Avec le départ de Nicolas Hulot, les appels et les marches pour « sauver la planète » se multiplient. Pour Dominique Bidou, consultant et président d’honneur du CIDB, il faut surtout donner envie d’un changement de société avec une bonne dose de marketing.

Dans son propos à la radio où il annonçait son départ, Nicolas Hulot avouait n’avoir pas su trouver au gouvernement et aussi dans la société française, les soutiens dont il avait besoin pour mettre en place une politique ambitieuse. « Tout le monde s’en fiche« , avait-il dit à l’Assemblée nationale, en parlant de la loi sur la biodiversité qu’il présentait. C’est sans doute sur cette réflexion qu’il faut s’arrêter pour envisager l’avenir de ce ministère, et non sur des analyses contradictoires des volontés présidentielles.

Donner envie du développement durable

L’impuissance dont Nicolas Hulot se plaint ne tient pas, en effet, à la position de l’écologie dans le panthéon gouvernemental, mais à son positionnement stratégique. « L’appel des 200 personnalités pour sauver la planète », tout sympathique soit-il, montre que le message a du mal à passer. Il se situe dans la suite de la ligne suivie par Nicolas Hulot, alors même que ce dernier avoue son échec. Il s’agit encore de mettre au cœur du discours la sauvegarde de la planète, la lutte contre un cataclysme, et d’appeler si nécessaire à des mesures impopulaires. C’est donc d’en haut que le salut doit venir, de l’Etat, contre les citoyens s’il le faut. Bravo, voilà une politique de l’échec parfaitement définie, et ce malgré le constat que Nicolas Hulot avait tiré de son passage à la tête du ministère.

La vraie question est de donner envie de ce changement de société appelé de ses vœux par Nicolas Hulot. Les politiques et les gouvernements sont parfois sensibles aux fameux lobbys, mais ils le sont surtout à l’opinion, aux souhaits et aux attentes exprimés, à l’aptitude et l’appétence des populations à prendre en charge les transformations proposées. Donner envie du développement durable est un positionnement politique bien plus important que de l’imposer en répétant les alertes multiples, même si elles sont justifiées. Et il faut bien constater que l’environnement n’est pas perçu par les Français d’un œil très sympathique. Il est présenté de plus en plus comme une réaction aux catastrophes annoncées, avec un lot de contraintes de toutes natures.
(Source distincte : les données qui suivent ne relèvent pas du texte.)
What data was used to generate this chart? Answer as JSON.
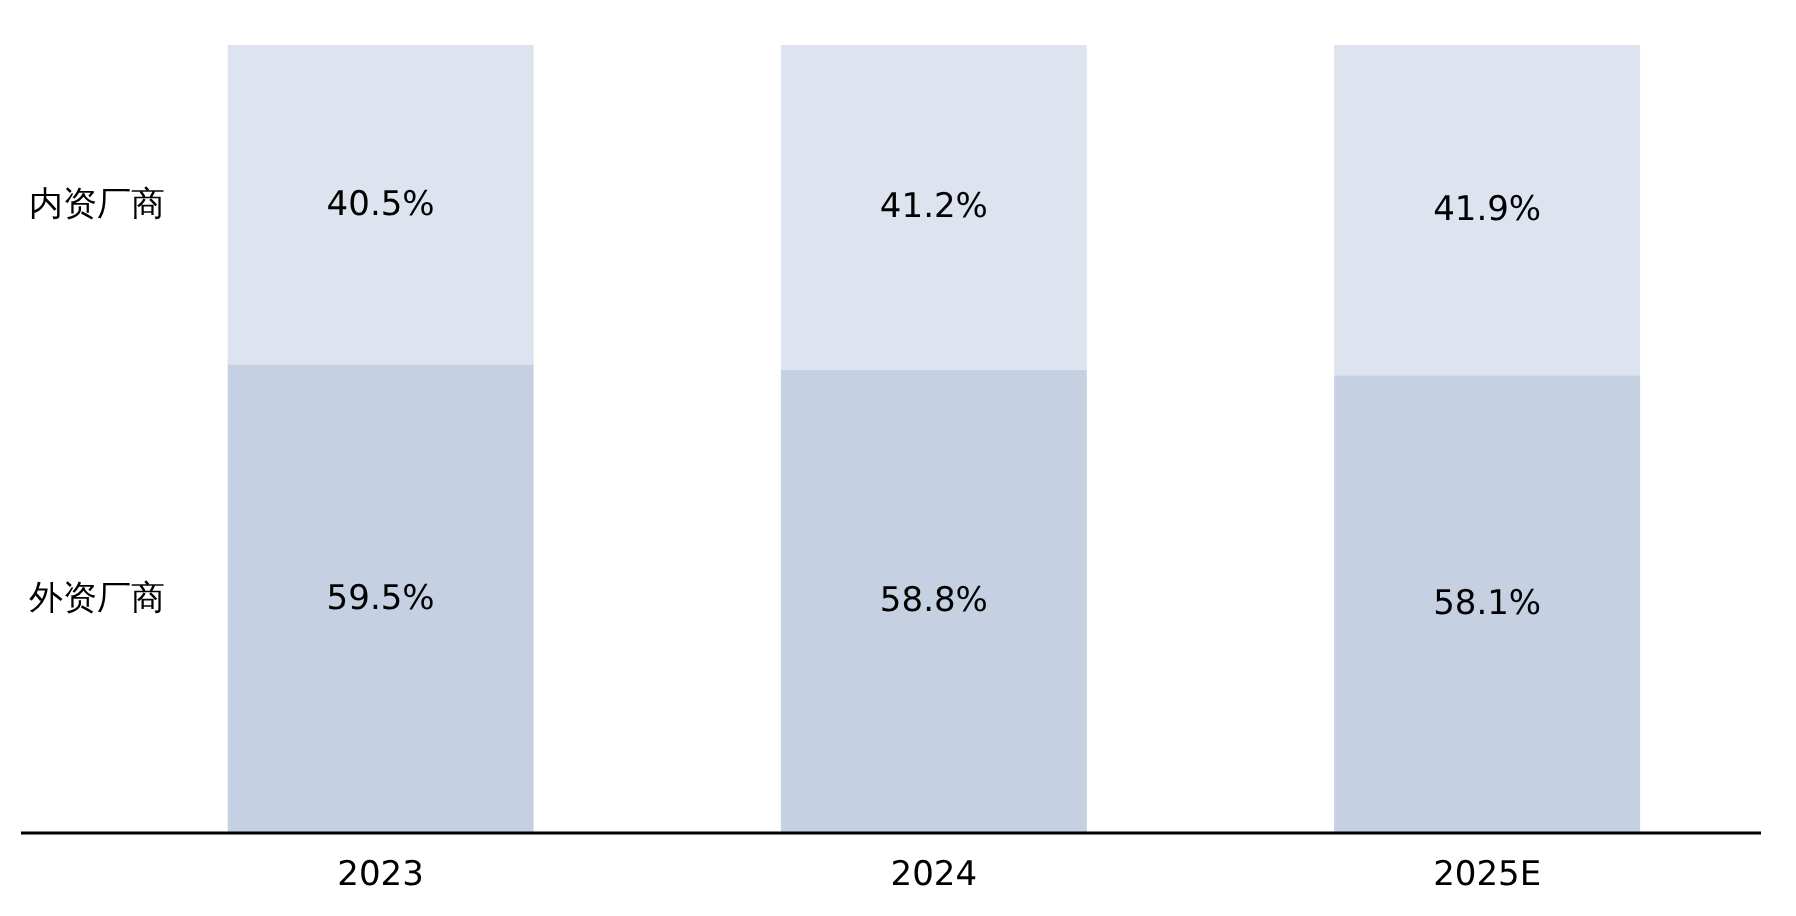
{
  "chart_data": {
    "type": "bar",
    "stacked": true,
    "categories": [
      "2023",
      "2024",
      "2025E"
    ],
    "series": [
      {
        "name": "外资厂商",
        "color": "#c5d0e2",
        "values": [
          59.5,
          58.8,
          58.1
        ],
        "value_labels": [
          "59.5%",
          "58.8%",
          "58.1%"
        ]
      },
      {
        "name": "内资厂商",
        "color": "#dde4ef",
        "values": [
          40.5,
          41.2,
          41.9
        ],
        "value_labels": [
          "40.5%",
          "41.2%",
          "41.9%"
        ]
      }
    ],
    "grid": false,
    "tick_labels": "x"
  }
}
Dans un tel contexte, c’est l’obligation morale qui est mise en avant plutôt que le côté « bien-être ». Jadis au cœur des actions du ministère de l’environnement, la qualité de la vie a disparu des discours, qualité de la vie qui a même un temps donné son nom au ministère.
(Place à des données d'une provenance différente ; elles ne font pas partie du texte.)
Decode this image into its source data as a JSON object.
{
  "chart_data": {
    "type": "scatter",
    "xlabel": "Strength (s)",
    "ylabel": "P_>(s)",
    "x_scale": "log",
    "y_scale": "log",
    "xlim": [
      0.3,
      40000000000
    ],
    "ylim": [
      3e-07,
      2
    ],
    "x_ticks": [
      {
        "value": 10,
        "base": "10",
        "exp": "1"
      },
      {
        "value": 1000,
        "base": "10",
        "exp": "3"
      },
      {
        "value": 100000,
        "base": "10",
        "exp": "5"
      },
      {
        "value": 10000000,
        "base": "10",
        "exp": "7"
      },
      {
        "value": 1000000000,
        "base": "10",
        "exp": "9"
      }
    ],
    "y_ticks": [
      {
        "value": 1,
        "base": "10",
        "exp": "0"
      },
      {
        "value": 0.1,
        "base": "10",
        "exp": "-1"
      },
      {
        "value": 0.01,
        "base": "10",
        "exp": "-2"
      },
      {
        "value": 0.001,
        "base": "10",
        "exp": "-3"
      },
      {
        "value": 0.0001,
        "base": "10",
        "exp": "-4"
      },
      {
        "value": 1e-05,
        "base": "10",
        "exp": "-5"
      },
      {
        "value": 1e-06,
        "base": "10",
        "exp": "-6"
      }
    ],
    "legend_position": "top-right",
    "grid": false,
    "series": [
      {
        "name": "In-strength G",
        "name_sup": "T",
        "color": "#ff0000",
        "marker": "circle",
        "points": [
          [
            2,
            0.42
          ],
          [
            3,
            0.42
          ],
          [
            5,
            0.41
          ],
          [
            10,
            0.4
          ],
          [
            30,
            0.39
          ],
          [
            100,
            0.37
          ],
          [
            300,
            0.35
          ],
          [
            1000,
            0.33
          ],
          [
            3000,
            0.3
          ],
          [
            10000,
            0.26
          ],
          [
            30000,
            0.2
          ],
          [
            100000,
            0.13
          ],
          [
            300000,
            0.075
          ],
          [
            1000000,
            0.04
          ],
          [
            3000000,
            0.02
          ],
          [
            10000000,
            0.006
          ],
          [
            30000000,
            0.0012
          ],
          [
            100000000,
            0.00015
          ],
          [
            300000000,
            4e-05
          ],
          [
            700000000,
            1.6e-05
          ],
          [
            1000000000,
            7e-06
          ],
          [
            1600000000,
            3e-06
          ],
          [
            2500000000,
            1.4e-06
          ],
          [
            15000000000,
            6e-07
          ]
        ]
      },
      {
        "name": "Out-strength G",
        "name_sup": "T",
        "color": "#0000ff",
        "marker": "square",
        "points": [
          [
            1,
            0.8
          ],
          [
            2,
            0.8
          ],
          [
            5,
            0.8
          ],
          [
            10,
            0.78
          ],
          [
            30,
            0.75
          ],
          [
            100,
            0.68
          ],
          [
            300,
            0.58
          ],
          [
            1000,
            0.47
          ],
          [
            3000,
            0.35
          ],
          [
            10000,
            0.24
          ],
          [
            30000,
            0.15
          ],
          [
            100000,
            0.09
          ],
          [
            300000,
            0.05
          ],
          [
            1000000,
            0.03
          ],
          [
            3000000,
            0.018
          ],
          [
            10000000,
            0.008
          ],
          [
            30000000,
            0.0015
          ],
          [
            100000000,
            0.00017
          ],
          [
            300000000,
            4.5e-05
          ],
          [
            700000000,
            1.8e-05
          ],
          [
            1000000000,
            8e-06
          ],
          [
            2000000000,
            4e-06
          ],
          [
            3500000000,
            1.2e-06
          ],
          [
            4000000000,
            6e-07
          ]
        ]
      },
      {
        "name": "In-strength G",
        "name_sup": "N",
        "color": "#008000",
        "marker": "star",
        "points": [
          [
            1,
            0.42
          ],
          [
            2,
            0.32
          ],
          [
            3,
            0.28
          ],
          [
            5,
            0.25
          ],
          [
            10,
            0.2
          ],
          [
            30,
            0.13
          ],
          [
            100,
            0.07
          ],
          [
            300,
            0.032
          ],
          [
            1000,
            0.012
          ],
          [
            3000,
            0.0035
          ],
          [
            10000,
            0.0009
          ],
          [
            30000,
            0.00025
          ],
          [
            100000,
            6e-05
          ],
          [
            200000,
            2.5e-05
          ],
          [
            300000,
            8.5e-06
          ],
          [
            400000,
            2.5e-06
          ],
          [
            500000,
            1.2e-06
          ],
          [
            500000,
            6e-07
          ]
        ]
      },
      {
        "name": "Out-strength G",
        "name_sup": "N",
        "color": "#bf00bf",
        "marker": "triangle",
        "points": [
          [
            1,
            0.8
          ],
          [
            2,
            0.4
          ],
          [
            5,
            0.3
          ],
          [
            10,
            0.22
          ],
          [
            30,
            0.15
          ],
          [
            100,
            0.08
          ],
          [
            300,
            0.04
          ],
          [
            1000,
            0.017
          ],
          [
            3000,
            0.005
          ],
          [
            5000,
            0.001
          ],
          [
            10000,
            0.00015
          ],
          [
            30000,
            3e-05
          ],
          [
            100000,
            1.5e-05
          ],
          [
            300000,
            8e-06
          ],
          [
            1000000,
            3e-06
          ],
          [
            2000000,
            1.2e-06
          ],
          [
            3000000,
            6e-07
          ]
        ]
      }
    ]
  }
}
La qualité de la vie comme moteur de la transition

Une politique du développement durable doit jouer sur plusieurs tableaux, « en même temps » sur les enjeux de long terme et sur la vie quotidienne. La qualité de la vie comme moteur de la transition, voilà un positionnement à reprendre avec détermination. C’est la meilleure manière de mobiliser le plus grand nombre. Les études d’opinion le disent, les Français ont bien compris que le dérèglement climatique est la question d’environnement la plus importante, mais quand la question est posée plus finement, en faisant référence à leurs intérêts directs, c’est la lutte contre le bruit qui apparait en premier. La rénovation thermique des bâtiments fait l’objet d’efforts considérables, mais elle a du mal à décoller. Alors que l’amélioration de l’habitat, via une rénovation globale dont nos logements ont bien besoin et qui profiterait immédiatement aux Français, serait bien plus populaire et progresserait pus rapidement. Les « experts » ont souvent la tendance à se concentrer sur leur sujet de prédilection, et à négliger les aspirations et les envies des Français, soumis à de nombreuses contraintes, à de nombreuses sollicitations. Un peu de marketing ne ferait pas de mal pour définir des politiques du développement durable.
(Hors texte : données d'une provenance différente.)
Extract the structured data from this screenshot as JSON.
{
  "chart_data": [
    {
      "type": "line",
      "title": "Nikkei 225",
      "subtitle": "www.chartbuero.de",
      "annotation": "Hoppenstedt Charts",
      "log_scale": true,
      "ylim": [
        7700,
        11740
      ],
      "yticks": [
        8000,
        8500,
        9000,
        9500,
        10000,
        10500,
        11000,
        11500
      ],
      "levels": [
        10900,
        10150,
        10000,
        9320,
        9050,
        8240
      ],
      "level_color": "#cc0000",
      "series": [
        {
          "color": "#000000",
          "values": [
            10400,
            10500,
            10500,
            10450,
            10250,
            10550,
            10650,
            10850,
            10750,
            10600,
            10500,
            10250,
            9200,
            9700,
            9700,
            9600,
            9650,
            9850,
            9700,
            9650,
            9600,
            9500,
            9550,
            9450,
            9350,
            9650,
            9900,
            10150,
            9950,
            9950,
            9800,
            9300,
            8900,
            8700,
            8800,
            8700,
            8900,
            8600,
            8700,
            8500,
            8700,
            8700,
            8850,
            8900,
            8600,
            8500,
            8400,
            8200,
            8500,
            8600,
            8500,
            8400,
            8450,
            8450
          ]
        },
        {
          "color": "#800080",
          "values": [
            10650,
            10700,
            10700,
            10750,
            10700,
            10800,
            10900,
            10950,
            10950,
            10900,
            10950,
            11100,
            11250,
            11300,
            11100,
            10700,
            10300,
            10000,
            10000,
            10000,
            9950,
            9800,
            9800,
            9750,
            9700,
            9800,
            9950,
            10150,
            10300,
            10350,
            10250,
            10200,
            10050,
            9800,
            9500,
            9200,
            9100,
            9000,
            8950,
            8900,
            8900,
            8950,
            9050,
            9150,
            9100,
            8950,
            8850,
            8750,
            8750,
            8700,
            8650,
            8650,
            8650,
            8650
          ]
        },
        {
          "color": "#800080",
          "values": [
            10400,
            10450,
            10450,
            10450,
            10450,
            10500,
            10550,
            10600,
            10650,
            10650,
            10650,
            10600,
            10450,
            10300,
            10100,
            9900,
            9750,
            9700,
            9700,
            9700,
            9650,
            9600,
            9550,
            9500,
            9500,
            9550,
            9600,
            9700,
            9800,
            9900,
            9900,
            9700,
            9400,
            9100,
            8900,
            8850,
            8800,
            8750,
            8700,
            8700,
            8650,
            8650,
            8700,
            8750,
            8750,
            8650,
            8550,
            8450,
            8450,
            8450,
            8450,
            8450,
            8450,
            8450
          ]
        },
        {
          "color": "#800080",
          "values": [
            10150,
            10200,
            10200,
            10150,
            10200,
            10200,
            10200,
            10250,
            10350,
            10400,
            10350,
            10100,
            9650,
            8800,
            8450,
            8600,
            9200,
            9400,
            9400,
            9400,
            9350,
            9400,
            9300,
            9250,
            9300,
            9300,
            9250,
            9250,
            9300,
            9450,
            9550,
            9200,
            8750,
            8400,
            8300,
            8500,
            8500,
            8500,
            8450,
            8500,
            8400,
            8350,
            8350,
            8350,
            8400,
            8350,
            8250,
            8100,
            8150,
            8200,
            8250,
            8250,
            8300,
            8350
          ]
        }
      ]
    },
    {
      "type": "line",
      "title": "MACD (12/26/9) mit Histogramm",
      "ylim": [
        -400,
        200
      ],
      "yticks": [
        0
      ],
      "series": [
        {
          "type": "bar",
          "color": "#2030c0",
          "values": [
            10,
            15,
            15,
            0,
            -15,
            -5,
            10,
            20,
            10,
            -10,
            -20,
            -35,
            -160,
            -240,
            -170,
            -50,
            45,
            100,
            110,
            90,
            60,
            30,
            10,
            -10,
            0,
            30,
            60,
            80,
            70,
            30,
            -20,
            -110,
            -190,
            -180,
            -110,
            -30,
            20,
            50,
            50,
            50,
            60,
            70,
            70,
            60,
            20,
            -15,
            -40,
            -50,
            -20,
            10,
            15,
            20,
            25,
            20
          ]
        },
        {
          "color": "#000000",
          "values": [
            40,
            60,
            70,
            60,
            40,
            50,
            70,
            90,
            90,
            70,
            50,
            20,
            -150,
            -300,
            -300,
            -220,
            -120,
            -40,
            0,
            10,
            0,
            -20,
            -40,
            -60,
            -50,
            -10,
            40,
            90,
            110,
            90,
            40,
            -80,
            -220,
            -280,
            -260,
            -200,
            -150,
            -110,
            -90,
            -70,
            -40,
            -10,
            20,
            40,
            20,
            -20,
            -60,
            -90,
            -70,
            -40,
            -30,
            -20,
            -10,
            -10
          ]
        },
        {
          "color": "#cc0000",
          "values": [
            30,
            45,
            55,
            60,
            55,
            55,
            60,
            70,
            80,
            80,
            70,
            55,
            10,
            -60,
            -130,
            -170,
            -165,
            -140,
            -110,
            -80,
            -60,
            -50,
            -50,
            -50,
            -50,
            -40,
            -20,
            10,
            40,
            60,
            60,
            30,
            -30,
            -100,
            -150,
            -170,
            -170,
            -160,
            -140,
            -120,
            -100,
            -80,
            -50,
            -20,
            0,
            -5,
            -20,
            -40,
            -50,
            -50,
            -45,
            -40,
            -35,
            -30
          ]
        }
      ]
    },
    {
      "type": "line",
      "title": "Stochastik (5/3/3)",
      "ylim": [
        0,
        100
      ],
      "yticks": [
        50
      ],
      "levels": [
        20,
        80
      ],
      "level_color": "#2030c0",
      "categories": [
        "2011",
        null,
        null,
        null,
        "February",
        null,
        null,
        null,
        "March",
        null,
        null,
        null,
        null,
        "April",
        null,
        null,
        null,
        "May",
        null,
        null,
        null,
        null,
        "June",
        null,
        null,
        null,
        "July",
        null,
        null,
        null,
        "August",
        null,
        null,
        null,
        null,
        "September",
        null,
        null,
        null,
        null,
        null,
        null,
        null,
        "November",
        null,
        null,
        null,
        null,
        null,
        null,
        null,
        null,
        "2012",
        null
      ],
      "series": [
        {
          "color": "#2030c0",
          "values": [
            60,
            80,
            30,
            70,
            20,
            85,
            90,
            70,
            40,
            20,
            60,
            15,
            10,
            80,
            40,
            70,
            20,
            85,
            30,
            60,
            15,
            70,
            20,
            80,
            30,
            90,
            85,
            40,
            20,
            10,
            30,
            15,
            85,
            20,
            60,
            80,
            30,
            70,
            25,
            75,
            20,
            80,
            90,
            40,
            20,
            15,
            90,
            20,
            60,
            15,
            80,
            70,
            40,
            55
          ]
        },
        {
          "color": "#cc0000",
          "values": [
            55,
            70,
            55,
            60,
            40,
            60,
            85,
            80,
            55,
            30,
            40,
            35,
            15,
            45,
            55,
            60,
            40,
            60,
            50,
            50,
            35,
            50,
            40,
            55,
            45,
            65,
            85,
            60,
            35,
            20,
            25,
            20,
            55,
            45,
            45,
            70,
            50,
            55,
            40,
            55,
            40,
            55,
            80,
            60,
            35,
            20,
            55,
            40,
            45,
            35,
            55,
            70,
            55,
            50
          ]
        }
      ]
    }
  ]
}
Construire des politiques alliant l’immédiat et le long terme

On ne fait pas boire un âne qui n’a pas soif dit la sagesse populaire. Il faut bien reconnaître que la politique de l’environnement a oublié cette maxime, avec une vision étatique et centralisée qui n’est plus de mise aujourd’hui. Il y a de nombreuses approches, telles la question du bruit et l’amélioration de l’habitat, qui permettent de construire des politiques alliant l’immédiat et le long terme, la qualité de la vie et la planète. L’alimentation, les paysages, les circuits courts, l’économie collaborative, etc.

Puisse le nouveau départ du ministère conduire à une nouvelle posture sinon une nouvelle stratégie fondée sur l’envie du développement durable, perçu comme un réel progrès, et non sur une « ardente obligation » qui ne suscite qu’une adhésion superficielle, même s’il s’agit du « plus grand défi de l’histoire de l’humanité ».